SEO (abbrev. Search Engine Optimisation)
The purpose of SEO is essentially to optimise your website so that it will rank highly in search engine results pages for your keywords and key phrases. The most important thing to know about Search Engine Optimisation is that it is not an exact science. Many companies will tell you (very convincingly) that they can get your website to the top of Google's search engine results in 24 hours; whilst they may well do that, I would be very surprised if they used best practice SEO techniques over link farms in order to "achieve" their results! Bad SEO is a like a crash diet – it may get results quickly, but in the longer term, it's not good for you. Think of good SEO like a healthy diet for your website; you've got to have the right balance of content and keywords, meta tags, title tags, good anchor text, relevant content relating to a specific subject, with in-bound links coming only from websites that are relevant to your business. Whilst good SEO may take a bit longer to yield results, it will ultimately achieve results. But the best bit is, SEO happens naturally as part of the process of coding of your website so you don't need to worry about it – that's what I'm here for!
SERP(s)
SERP is an acronym for Search Engine Results Page. A typical SERP will feature up to ten organic search results that match your query, alongside sponsored links that companies have paid for.
Site Map
A site map is a page on a website which shows a detailed list of all the pages on a website, with links directly to each page. This is particularly helpful on large sites where there is an extensive and/or complex menu structure. A basic code version of a site map (usually written in XML) is often uploaded to a site (but isn't visible to users) so that it can be submitted to search engines as a way of helping spiders to quickly find and index all its pages.
Spambots
Spambots are a specific type of web crawler that harvest email addresses which haven't been cloaked. The results of their searches are presumably then sold on and used by email spammers.
Spiders
Spiders (also known as web crawlers, robots, bots, automated indexers, ants etc.) are highly sophisticated and intelligent computer programs which "crawl" the web, harvesting information from websites. The most common type of spiders are search engine spiders, which are used by search engine companies such as google, yahoo and bing to scour the internet automatically and populate their databases to so that their search result information is the most up to date. No-one is really certain what information a search engine spider gathers, as the information they collect is then used in the algorithms that decide the order of the results in a search; these algorithms are a closely guarded secret so as to prevent websites from dishonestly improving their search rankings on in appropriate search terms (e.g. on a search for their competitor's company name).
T
Tag
Tags are an important part of HTML and XHTML code.

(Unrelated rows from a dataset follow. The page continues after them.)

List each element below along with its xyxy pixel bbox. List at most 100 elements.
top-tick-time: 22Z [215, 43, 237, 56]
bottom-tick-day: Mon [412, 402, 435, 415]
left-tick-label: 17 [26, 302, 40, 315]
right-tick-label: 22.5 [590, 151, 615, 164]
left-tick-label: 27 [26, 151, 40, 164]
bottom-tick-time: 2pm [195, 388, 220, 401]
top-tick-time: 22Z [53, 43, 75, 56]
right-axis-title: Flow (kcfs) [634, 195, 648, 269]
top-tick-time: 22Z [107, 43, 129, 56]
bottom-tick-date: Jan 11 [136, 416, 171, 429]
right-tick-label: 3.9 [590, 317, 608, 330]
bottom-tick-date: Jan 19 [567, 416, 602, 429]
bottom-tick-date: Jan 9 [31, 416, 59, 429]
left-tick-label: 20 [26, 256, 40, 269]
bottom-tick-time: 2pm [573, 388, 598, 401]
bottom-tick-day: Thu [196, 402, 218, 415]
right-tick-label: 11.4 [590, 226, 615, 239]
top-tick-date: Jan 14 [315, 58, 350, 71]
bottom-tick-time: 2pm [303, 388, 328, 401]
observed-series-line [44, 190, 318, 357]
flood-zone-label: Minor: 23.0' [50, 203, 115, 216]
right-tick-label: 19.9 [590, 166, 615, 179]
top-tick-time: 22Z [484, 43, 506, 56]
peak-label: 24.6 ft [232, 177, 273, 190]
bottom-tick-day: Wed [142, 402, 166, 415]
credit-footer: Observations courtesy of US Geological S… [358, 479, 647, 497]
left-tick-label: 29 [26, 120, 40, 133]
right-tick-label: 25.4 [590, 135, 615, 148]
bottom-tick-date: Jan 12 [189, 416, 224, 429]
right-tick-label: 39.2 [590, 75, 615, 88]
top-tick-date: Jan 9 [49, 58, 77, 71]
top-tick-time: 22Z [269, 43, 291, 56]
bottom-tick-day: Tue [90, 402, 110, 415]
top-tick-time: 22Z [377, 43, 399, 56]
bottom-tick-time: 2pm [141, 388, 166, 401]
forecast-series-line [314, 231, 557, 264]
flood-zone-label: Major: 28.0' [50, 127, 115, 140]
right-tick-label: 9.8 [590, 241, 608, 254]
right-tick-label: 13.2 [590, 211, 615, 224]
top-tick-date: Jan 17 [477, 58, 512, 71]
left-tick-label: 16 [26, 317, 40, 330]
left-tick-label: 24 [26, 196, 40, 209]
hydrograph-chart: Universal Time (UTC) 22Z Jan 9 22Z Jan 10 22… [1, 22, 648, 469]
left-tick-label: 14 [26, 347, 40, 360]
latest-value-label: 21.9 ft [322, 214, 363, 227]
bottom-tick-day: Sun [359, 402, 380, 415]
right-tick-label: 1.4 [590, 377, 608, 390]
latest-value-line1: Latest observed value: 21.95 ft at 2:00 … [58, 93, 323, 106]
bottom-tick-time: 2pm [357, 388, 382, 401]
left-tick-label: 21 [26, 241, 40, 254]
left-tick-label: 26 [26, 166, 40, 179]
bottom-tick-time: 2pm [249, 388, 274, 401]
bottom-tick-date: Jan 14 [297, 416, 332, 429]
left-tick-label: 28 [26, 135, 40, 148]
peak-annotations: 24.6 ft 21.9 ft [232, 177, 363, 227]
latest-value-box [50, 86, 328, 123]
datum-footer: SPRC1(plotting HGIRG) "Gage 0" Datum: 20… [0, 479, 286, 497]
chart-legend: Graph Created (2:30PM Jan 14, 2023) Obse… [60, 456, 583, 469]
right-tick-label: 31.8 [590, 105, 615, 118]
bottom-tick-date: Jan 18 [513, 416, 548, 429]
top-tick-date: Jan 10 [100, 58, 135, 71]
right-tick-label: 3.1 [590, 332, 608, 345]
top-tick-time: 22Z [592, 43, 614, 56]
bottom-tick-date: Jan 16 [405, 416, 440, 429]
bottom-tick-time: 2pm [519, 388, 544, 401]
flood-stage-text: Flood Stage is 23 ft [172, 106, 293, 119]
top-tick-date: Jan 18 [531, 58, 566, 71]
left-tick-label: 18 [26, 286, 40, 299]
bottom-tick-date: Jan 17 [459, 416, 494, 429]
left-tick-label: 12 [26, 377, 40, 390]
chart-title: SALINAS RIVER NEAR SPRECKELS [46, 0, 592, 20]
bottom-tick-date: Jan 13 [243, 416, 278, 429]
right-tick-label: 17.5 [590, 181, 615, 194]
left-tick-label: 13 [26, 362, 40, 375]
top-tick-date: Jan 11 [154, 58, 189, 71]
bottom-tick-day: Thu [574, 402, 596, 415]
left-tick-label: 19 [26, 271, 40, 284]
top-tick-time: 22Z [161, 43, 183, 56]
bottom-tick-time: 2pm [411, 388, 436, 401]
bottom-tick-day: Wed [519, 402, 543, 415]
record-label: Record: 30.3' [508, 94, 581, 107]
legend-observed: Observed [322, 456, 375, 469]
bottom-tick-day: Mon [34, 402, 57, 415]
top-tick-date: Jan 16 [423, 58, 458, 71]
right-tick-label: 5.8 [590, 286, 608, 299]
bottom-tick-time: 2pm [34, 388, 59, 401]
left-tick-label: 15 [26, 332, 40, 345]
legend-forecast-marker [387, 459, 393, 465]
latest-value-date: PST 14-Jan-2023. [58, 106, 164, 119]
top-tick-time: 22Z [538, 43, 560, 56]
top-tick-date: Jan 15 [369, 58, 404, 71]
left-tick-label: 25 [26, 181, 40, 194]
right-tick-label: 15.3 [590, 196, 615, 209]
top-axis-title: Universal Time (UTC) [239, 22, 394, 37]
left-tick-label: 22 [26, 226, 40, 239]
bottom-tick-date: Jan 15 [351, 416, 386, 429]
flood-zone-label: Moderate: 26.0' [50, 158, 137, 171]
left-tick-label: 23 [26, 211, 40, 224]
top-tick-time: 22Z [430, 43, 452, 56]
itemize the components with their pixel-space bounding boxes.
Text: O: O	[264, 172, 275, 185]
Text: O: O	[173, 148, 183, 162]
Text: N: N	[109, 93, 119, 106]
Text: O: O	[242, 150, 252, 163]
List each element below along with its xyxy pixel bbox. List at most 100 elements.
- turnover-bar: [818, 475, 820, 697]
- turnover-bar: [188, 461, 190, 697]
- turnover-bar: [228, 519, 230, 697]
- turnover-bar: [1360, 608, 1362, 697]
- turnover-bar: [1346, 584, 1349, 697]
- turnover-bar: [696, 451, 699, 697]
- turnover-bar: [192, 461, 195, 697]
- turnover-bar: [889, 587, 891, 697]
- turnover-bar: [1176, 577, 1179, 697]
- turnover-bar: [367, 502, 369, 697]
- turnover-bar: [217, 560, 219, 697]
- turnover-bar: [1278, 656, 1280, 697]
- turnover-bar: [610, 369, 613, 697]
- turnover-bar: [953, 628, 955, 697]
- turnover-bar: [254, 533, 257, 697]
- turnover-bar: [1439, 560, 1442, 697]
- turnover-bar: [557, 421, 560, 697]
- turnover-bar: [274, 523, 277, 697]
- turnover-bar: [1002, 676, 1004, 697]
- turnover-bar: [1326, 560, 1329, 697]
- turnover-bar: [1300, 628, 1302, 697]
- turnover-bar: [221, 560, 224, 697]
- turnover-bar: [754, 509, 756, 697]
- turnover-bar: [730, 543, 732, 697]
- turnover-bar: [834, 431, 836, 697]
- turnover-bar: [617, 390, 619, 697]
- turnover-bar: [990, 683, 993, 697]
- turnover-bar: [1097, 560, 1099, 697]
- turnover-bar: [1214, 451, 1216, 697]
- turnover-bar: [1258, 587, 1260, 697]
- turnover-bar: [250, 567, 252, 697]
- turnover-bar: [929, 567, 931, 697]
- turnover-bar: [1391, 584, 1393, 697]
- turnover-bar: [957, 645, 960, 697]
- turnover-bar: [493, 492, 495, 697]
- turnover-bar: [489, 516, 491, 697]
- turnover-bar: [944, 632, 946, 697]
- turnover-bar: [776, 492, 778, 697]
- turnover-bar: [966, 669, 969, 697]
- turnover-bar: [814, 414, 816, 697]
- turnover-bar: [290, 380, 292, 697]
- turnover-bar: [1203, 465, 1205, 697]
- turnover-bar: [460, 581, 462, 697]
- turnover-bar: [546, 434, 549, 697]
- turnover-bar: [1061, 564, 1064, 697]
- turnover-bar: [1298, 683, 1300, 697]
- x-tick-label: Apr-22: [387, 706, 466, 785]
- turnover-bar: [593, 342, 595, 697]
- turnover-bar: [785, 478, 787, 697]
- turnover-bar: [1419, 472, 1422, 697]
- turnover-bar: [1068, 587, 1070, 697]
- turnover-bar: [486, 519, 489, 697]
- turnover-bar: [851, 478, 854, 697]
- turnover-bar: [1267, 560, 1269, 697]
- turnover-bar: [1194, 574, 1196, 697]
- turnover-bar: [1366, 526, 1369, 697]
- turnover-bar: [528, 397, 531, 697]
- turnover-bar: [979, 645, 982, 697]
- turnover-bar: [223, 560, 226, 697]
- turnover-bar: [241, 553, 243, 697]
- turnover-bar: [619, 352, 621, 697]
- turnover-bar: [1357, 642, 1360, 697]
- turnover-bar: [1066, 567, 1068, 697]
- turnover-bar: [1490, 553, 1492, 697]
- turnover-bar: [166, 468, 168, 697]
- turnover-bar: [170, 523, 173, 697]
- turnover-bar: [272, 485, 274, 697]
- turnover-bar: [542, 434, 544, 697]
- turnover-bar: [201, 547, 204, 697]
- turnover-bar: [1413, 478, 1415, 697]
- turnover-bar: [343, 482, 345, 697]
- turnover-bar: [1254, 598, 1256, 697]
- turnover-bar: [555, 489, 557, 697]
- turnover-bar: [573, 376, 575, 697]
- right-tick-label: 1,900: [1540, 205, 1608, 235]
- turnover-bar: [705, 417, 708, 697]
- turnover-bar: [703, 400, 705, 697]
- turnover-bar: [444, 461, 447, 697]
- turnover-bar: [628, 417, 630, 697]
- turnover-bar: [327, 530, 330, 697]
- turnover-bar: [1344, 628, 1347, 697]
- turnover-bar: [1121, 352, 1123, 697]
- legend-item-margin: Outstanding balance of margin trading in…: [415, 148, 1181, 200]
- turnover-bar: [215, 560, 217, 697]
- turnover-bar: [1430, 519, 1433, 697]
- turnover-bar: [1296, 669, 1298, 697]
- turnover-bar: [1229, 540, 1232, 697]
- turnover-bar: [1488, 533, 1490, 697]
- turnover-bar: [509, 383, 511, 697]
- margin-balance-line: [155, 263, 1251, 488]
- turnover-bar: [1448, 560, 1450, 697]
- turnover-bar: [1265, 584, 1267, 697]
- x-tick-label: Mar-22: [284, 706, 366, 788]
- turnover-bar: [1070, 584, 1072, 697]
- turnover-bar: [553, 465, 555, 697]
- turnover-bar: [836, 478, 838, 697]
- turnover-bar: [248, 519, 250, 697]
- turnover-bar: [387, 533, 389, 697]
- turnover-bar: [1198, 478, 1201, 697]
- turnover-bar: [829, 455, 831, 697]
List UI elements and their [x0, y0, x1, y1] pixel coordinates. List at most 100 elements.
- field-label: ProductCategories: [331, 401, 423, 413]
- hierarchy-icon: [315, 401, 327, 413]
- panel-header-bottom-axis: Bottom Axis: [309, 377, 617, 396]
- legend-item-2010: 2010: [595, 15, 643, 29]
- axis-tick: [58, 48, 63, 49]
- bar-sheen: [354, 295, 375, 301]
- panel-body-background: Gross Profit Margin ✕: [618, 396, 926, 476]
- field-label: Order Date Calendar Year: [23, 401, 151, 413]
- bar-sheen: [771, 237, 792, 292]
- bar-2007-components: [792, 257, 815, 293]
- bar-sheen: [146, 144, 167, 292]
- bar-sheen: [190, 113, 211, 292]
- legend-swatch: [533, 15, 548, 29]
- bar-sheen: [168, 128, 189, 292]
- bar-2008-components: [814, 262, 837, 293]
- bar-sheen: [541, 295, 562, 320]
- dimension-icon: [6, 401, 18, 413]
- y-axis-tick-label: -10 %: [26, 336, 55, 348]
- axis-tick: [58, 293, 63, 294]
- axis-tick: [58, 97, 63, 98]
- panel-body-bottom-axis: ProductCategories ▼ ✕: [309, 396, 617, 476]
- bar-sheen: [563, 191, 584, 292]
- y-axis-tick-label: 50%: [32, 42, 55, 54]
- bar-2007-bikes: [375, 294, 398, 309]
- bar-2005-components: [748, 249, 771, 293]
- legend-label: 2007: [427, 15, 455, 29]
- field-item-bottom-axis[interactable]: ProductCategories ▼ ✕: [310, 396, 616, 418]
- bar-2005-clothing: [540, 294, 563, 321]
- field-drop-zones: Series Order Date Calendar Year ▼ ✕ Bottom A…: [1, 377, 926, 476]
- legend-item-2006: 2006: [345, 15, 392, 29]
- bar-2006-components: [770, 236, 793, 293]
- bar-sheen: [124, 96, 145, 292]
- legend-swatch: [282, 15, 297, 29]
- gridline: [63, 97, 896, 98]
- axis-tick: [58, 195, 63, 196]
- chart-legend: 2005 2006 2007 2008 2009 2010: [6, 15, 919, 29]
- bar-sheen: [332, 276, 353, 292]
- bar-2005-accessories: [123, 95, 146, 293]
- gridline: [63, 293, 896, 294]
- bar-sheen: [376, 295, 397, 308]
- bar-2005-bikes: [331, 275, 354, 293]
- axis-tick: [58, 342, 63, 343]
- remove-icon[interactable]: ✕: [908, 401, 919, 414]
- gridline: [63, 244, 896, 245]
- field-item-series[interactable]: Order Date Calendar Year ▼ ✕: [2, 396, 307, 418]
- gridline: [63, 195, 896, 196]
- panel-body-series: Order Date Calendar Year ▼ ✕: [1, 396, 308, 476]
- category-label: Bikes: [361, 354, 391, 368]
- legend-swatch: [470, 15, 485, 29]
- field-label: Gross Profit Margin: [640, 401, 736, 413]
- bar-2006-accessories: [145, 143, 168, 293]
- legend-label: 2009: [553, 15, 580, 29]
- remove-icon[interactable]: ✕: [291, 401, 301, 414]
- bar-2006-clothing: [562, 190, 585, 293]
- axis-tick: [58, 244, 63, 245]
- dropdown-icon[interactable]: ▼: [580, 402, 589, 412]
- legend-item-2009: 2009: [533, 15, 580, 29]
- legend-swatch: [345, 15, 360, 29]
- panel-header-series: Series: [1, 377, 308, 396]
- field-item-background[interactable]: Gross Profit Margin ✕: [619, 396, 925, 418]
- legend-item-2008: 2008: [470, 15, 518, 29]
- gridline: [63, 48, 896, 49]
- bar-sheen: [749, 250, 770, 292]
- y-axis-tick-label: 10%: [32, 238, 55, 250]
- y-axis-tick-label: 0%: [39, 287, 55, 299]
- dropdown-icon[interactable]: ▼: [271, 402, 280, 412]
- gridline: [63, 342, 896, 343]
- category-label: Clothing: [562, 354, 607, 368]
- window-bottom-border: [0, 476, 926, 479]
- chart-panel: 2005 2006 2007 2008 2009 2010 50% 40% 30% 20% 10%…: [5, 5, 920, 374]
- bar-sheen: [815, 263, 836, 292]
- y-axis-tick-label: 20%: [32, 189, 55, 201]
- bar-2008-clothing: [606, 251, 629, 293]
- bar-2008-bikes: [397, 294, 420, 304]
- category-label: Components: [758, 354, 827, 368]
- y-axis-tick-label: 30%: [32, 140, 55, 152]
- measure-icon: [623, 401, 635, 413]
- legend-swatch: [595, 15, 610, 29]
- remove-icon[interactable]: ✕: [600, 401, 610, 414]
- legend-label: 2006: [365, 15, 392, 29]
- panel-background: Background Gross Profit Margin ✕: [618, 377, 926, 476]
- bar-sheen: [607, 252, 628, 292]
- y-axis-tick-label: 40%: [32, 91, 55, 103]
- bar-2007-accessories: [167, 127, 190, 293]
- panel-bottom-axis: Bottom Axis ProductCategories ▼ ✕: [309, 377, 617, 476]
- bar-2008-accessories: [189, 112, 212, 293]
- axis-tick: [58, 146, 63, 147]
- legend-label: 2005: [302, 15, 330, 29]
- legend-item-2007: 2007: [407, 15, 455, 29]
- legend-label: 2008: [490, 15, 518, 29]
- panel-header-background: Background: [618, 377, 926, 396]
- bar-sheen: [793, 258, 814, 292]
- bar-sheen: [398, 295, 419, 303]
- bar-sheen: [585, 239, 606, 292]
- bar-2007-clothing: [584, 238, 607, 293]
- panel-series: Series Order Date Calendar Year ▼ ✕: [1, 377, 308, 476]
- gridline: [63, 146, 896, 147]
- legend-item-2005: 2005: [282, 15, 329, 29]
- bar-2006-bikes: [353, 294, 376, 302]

Tags assign attributes to each of the elements of a web page, defining whether the text is a section, a heading, a sub heading, a paragraph, an image or a link etc.
Title Tags
A Title Tag is the unique bit of text that appears along the top left of your internet browser screen when looking at a website. Look at the top of your browser now and you will see the text "Mackay Web Design: Turning web jargon into plain English!" – that's the title tag for this page. This is one of the main things that we know search engine spiders definitely harvest from websites; therefore it is important have a unique title tag for each page. Title tags should be keyword rich (i.e. there's no point in having "Welcome to our website: Homepage" because that could relate pretty much every website on the internet) but equally they should make sense to humans because title tags act as the link text that appears in search engine results. It's best to keep title tags between 60–70 characters in length (including spaces).
UV
Upload
Uploading is the transfer of electronic information of any kind (data, files, software, MP3s, photos) where you are the person sending the file. For example, you can upload music from your computer on to your MP3 player, or you could upload photographs onto a blog or social networking site to share with your friends etc.
URL
URL is an initialism for Uniform Resource Locator. It is essentially the full address of a unique web page or file on the internet. The most common URLs which you would come across when browsing online would usually have the prefix http:// or https:// (For example, the URL for this page is http://www.mackaywebdesign.co.uk/jargonbuster.htm) – but there are other prefixes out there. For example, the URL for the file which contains the code for this page on the server is ftp://ftp.mackaywebdesign.co.uk/www/jargonbuster.htm and you can even have URLs locally on your computer e.g. C:\Users\[your name]\My Documents would be a common place for a default documents folder on a PC.
WXYZ
W3C
W3C is an initialism for the World Wide Web Consortium. The W3C describe themselves as the organisation who "develop interoperable technologies (specifications, guidelines, software, and tools) to lead the Web to its full potential". They set guidelines for "best practice" when it comes to coding websites and provide tools for web designers to validate their websites to make sure they come up to scratch!
Web Crawlers
Web Crawlers (also known as spiders, robots, bots, automated indexers, ants etc.) are highly sophisticated and intelligent computer programs which "crawl" the web, harvesting information from websites. The most common type of web crawler are search engine spiders, which are used by search engine companies such as google, yahoo and bing to scour the internet automatically and populate their databases to so that their search result information is the most up to date. No-one is really certain what information a search engine spider gathers, as the information they collect is then used in the algorithms that decide the order of the results in a search; these algorithms are a closely guarded secret so as to prevent websites from dishonestly improving their search rankings on in appropriate search terms (e.g. on a search for their competitor's company name).
Web Host
A Web host is a company that hosts websites on servers on behalf of clients who pay to use their services. They are responsible for maintaining servers and providing 24/7/365 connectivity to the web so that your site is always available. They can also host extras services associated with websites such as email. The company which I use to host the vast majority of websites is Easyspace.
Web Space
Web space is simply the size of space on a server that you are allocated by your web host. The more web space you have, the more information you can have on your website.
XHTML
XHTML is an initialism for Extensible Hypertext Markup Language. The W3C recommend the use of codes belonging to the XHTML family as being the next step in the evolution of the internet. All websites designed by Mackay Web Design are designed using XHTML and external CSS.
XML
XML is an initialism for Extensible Markup Language. It is usually used in conjunction with XHTML or HTML and allows you to create a database of information without having to build an actual database, and as such is commonly used in programs both online and offline.